How come there are people who will fight to make sure felons don’t have the ability to vote, but they will try to vote a felon into the Oval Office? What is the logic behind this way of thinking, because from the outside looking in it seems hypocritical, and annoyingly paradoxical.
Felons should be able to vote and people who believe otherwise are self-contradictory. I realize that there are two parts of this opinion, so let’s break it down.
Felons, according to May Law LLP, are “Individuals who are given more than one year in prison for a criminal offense have been charged with a felony, and therefore are considered felons. Felony offenses can be quite similar to misdemeanor offenses, in the sense that they are often times misdemeanor offenses intensified.”
You know the story of someone who was in a bad situation, who was desperate, and needed to do something, anything to survive and then they got arrested? They get labeled as a felon and when they finish their sentence, they are picked apart by the outside world. It’s usually harder for people to get a job, they have prejudice formed against them, and their right to vote as a citizen is stripped away forever. That label is forever.
It is also no secret that the US’s mass incarceration rate is a huge problem. It’s also no secret that mass incarceration is usually most impacted on black and Hispanic people. According to Pew Research, Black adults are more likely than any other group to favor allowing convicted felons to vote after serving their sentences.
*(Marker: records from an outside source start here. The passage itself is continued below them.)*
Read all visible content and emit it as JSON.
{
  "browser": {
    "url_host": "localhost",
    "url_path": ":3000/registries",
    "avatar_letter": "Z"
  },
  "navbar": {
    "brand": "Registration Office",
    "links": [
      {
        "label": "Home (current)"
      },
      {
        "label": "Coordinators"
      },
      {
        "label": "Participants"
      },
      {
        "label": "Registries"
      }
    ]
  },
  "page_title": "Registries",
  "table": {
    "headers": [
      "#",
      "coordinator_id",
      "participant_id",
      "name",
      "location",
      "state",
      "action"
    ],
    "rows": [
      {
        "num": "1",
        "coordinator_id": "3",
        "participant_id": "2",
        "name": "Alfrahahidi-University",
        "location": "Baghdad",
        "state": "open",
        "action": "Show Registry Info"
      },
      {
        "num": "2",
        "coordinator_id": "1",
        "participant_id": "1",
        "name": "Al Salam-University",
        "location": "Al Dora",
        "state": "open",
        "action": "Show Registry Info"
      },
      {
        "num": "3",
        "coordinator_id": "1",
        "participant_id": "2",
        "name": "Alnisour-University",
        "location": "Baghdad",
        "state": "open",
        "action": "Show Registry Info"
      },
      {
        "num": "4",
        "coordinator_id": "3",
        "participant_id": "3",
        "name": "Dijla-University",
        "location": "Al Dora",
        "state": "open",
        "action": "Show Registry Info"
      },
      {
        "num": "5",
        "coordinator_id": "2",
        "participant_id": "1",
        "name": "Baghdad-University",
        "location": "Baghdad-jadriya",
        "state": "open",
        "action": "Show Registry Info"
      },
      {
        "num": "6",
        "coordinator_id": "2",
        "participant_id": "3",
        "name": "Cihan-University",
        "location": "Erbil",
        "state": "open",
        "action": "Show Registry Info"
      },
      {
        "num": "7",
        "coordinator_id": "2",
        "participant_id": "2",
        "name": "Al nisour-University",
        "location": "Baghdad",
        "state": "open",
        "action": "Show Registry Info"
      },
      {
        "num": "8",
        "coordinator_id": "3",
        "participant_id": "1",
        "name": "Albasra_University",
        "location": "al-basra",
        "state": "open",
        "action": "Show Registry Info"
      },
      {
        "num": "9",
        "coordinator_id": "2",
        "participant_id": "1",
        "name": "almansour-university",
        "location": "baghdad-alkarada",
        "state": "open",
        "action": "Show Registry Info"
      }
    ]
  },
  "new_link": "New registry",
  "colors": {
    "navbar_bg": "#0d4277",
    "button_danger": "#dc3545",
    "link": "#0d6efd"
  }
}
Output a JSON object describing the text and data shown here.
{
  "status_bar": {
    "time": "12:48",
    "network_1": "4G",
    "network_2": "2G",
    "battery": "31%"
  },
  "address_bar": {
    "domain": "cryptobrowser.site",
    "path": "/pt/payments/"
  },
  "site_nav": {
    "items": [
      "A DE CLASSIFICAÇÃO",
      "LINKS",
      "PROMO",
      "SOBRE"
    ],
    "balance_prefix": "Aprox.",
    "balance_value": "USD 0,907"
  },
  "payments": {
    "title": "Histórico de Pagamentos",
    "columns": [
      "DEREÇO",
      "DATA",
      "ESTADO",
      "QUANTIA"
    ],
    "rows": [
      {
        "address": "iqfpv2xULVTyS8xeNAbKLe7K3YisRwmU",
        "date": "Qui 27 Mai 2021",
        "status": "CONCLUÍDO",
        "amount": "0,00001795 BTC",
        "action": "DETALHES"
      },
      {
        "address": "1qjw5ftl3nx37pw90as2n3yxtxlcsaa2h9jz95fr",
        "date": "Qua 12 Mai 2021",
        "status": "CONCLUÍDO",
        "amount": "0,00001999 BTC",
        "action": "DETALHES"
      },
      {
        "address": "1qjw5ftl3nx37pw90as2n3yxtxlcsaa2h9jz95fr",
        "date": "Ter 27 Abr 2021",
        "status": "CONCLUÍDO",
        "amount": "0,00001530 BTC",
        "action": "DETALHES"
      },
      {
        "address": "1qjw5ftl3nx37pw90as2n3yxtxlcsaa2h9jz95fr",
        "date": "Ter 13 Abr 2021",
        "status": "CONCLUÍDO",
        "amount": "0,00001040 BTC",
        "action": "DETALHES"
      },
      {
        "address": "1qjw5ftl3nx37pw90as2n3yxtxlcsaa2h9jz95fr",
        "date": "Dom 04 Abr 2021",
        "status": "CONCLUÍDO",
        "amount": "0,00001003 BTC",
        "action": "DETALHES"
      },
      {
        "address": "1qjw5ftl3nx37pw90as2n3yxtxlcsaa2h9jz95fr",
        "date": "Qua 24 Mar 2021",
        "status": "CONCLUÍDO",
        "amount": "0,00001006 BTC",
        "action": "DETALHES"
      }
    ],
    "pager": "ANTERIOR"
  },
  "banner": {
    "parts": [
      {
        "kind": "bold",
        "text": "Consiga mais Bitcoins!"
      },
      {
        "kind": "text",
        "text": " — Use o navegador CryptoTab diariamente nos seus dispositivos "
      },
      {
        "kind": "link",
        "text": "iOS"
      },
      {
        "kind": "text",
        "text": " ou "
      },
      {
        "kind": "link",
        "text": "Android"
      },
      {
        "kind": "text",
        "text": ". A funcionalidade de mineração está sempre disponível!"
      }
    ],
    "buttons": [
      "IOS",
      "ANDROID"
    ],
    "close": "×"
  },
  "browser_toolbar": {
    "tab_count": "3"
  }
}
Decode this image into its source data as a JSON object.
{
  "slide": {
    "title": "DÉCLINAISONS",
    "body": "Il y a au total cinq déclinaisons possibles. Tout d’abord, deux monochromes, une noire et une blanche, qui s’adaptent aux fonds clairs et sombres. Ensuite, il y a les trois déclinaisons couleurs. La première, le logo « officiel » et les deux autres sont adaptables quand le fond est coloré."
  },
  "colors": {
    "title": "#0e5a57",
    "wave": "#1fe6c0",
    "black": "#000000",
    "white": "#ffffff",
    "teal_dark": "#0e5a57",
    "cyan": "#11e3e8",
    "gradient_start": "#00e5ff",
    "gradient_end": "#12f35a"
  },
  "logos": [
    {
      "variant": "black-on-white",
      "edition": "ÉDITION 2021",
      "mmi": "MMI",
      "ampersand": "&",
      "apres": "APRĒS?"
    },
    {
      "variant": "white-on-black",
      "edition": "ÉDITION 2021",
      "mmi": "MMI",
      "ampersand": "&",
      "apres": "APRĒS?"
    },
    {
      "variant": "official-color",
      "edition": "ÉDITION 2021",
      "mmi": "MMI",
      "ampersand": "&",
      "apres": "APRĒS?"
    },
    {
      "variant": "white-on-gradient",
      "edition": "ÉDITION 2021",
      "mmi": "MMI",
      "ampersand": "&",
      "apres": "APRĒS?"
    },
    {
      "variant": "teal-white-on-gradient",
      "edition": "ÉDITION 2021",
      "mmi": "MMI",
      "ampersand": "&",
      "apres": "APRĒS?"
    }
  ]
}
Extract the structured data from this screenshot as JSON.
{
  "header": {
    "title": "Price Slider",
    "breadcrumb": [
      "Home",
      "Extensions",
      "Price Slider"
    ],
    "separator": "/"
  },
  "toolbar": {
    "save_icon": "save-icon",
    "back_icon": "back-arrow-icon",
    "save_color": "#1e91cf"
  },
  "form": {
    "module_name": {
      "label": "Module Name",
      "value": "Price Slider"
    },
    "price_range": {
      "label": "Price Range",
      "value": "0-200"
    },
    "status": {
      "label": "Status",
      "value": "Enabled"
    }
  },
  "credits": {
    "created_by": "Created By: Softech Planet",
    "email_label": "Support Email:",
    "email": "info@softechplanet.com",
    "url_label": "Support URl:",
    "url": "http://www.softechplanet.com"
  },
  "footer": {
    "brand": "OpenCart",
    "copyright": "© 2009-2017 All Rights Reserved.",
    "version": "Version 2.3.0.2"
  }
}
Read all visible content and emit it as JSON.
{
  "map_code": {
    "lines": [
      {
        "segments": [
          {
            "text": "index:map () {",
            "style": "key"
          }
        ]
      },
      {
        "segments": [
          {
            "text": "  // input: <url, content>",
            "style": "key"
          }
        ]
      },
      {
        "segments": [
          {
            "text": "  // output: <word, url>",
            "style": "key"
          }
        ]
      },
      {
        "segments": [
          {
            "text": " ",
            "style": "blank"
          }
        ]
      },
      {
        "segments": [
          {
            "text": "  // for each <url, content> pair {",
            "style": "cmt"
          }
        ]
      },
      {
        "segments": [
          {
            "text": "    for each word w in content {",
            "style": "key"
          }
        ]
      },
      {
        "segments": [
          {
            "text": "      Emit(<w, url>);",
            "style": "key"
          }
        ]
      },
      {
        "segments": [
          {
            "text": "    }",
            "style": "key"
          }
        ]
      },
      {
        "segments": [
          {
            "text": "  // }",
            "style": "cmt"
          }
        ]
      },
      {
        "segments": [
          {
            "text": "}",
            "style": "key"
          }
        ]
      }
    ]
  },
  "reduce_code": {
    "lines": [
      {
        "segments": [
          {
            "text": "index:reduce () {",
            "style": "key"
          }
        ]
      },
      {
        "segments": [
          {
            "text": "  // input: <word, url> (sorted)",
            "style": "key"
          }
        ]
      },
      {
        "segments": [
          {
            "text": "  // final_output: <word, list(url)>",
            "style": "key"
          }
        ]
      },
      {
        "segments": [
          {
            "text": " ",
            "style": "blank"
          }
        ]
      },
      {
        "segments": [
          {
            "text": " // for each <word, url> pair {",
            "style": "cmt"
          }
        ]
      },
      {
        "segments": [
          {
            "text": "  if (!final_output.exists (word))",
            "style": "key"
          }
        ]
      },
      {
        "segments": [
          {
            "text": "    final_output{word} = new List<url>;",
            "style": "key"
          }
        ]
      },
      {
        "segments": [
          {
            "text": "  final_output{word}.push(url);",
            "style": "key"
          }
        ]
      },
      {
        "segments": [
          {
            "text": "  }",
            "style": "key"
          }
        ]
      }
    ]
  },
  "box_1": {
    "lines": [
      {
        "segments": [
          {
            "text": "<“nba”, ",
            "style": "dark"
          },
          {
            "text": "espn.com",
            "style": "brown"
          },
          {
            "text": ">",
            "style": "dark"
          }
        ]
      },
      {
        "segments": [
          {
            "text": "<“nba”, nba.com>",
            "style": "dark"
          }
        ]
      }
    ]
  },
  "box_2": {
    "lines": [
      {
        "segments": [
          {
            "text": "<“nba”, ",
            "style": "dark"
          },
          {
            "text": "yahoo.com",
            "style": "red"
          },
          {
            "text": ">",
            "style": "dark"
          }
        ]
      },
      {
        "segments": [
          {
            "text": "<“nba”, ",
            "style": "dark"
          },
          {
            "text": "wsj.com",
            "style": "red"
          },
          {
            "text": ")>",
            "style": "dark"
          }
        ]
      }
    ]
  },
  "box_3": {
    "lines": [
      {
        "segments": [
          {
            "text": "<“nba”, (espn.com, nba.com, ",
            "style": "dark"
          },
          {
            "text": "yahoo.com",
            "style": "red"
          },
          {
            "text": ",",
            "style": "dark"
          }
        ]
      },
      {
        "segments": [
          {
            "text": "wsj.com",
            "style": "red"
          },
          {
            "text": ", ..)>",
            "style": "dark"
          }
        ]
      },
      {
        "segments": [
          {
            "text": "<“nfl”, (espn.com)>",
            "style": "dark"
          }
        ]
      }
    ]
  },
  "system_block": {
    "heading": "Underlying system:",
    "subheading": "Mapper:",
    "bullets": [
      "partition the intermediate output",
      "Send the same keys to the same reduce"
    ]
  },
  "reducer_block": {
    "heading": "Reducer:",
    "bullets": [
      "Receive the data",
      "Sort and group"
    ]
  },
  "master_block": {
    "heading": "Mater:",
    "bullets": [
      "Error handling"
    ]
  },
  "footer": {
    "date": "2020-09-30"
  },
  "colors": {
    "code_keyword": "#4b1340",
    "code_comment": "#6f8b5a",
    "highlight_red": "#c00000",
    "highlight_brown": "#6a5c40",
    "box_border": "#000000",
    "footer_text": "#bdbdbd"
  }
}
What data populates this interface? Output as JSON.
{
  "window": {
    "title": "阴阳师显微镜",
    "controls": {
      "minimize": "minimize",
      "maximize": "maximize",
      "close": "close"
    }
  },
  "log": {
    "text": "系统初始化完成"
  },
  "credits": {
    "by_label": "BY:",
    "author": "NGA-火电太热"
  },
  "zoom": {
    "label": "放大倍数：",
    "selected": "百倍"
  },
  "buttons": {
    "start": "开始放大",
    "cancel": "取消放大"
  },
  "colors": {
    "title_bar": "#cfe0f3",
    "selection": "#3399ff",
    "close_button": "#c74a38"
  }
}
America has a history of incarcerating people who look a certain way, or are from a certain place. We have or had policies like “stop and frisk”, mandatory minimums, and “three strikes” laws that were targeted towards black and brown people with low socioeconomic status. Think of the Central Park Five. Think of Walter McMillian. Think of all the people who were wrongly accused or convicted because of prejudice and the presumption of guilt.
Even when looking at the statistics, the most committed crimes are ones of larceny and/or theft. Not to say those crimes aren’t wrong, but they’re not violent. There is a prejudice against felons that automatically makes them stigmatized as violent. I know that’s part of the reason why felons aren’t trusted to vote.
All that to say, felons live in this country too. It’s not black and white. Four million Americans will be unable to vote in the upcoming 2024 election due to felony disenfranchisement laws.
A felon is not equivalent to a murderer or a rapist, especially when our justice system is corrupt. At least six in ten among both parties also favor allowing convicted felons to vote after serving their sentences. Four million Americans being unable to vote in the upcoming 2024 election due to felony disenfranchisement laws is too many.
Trump supporters who don’t support felon voting rights are, like I said before, paradoxical.
Donald Trump was convicted of 34 felony charges for a scheme to illegally influence the 2016 election through a hush money payment to a porn actor who said the two had sex.
If the state of our democracy wasn’t on the line, this situation would be almost hilarious.
We should not block felons from voting, especially if half of America is trying to make one president.